Speaking of downloading updates I also want to clarify some questions I have heard lately regarding why some customers have seen MS06-040 downloaded or installed while some of the other updates have not appeared yet during the same interval. With Windows Update we have the ability to prioritize updates in order to ensure that we are providing the broadest customer distribution possiblefor a particular update or set of updates given the relative threat. Prioritizing of the updates is done taking into account the threats identified with each individual release. As we have seen and has been identified by others the threat presented by the vulnerability addressed in MS06-040 prompted us to do everything possible to ensure that customers received the update with the highest possible priority.

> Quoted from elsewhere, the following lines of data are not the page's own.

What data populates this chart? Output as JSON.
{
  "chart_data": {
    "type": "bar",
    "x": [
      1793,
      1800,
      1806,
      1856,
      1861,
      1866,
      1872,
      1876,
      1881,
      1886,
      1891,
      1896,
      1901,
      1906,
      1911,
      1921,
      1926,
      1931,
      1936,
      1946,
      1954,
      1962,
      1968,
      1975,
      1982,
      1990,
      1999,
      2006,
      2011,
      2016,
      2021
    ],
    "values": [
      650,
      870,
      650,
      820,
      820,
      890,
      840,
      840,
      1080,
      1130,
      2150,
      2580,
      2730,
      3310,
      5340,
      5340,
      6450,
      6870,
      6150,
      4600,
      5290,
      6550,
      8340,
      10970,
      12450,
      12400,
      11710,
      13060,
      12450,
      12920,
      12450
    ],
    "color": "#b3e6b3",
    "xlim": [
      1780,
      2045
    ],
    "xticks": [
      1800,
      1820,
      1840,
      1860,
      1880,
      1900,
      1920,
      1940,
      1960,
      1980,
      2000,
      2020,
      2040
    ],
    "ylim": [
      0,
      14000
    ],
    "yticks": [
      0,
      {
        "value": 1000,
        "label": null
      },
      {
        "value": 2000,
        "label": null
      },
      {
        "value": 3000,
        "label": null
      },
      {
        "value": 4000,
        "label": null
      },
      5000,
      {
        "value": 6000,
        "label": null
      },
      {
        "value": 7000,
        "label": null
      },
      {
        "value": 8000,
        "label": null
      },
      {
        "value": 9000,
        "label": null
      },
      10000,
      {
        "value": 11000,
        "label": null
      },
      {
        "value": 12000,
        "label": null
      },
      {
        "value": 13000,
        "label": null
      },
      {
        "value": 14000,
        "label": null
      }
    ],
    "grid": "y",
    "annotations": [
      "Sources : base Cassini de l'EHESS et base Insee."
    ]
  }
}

The is a normal behavior and if you have not seen the rest of this months updates yet on your computer rest assured they are coming and this is perfectly normal. [Emphasis added]

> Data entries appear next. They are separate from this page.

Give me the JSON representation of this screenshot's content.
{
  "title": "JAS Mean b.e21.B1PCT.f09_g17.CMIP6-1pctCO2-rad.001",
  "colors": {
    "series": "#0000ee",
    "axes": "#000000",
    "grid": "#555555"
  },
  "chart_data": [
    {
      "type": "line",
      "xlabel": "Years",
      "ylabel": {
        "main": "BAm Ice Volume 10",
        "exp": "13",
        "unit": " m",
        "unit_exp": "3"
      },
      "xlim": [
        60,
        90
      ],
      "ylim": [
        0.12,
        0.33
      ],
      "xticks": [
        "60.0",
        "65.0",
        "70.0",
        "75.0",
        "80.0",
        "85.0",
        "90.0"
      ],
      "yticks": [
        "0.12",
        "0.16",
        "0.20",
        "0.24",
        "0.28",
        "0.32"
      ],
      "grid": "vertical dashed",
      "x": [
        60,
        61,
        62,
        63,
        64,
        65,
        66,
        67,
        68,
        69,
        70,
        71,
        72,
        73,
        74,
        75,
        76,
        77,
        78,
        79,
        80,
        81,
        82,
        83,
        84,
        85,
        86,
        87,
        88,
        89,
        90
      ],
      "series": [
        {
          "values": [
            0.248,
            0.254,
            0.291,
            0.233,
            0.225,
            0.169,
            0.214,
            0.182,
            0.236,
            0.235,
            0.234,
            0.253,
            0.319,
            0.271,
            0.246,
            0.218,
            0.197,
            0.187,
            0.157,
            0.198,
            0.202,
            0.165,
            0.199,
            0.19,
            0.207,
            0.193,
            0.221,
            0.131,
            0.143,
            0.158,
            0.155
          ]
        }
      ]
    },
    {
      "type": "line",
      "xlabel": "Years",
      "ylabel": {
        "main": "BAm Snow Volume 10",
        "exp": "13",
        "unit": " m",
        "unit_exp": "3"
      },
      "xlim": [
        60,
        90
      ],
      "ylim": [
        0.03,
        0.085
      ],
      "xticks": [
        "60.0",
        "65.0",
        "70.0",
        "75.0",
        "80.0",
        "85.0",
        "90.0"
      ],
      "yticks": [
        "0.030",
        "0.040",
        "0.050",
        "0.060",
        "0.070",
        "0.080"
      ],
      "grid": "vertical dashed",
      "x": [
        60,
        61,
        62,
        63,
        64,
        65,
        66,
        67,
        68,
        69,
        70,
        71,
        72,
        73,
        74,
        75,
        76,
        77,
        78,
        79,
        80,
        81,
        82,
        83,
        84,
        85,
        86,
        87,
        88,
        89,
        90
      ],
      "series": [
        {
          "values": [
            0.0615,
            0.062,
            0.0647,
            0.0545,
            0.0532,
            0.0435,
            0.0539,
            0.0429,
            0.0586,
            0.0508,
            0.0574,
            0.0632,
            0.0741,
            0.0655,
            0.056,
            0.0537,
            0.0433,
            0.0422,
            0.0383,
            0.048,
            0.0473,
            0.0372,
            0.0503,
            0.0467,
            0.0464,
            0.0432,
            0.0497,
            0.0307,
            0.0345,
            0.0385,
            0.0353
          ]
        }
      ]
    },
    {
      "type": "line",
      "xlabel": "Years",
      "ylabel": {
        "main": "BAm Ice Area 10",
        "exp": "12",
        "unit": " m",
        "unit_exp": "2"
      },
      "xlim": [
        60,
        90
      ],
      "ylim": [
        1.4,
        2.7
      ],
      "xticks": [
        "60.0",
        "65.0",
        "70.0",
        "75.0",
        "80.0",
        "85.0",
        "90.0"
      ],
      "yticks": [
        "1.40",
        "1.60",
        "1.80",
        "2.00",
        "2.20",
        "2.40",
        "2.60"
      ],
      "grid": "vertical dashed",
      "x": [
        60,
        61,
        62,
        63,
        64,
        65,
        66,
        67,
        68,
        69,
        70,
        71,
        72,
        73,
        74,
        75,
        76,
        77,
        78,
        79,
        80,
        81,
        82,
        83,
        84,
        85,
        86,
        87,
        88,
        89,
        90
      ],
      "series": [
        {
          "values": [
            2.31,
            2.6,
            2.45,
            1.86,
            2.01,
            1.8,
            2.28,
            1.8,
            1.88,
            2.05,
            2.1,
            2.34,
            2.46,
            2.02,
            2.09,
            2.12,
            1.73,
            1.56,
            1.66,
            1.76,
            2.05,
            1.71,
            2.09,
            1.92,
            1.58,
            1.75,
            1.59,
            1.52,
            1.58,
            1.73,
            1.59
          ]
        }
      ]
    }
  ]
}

OK, they won't come right out and say it, but this post sure seems like confirmation that some customers who have Automatic Updates enabled still have not received some or all of the Critical updates that were released one full week ago. Is this normal? Is it new behavior? Is it a temporary condition?

I asked Microsoft yesterday if they have quality-of-service metrics for Automatic Updates and whether there is a maximum number of days customers should have to wait for Critical updates to be delivered. I also asked for some technical details on the architecture of Windows Update. That information is not available in the TechNet article linked to in the above MSRC post as a good source of information "about how Windows Update works." I have received no response to that request.

Last April, after returning from the RSA Security conference, Debby Fry Wilson, director of the Microsoft Security Response Center, published this post on the MSRC blog:

In our world, press coverage is one of the most efficient and broad-reaching ways to communicate to the world at large during a security incident.  Therefore it is absolutely essential that we deal with the media with the same integrity and transparency that we endeavor to achieve when we communicate directly with our customers. 

We rely on the media to help us amplify up-to-the-minute critical information to customers when there is a security issue.  Therefore, it is a hard-core standard practice for our team that there be no waffling, no sugar-coating, no hyping, no anything but the bare bones facts when interacting with the media on security issues -- which happens to be our same commitment in interacting with customers.

On this episode, at least, Microsoft does not seem to be honoring that commitment.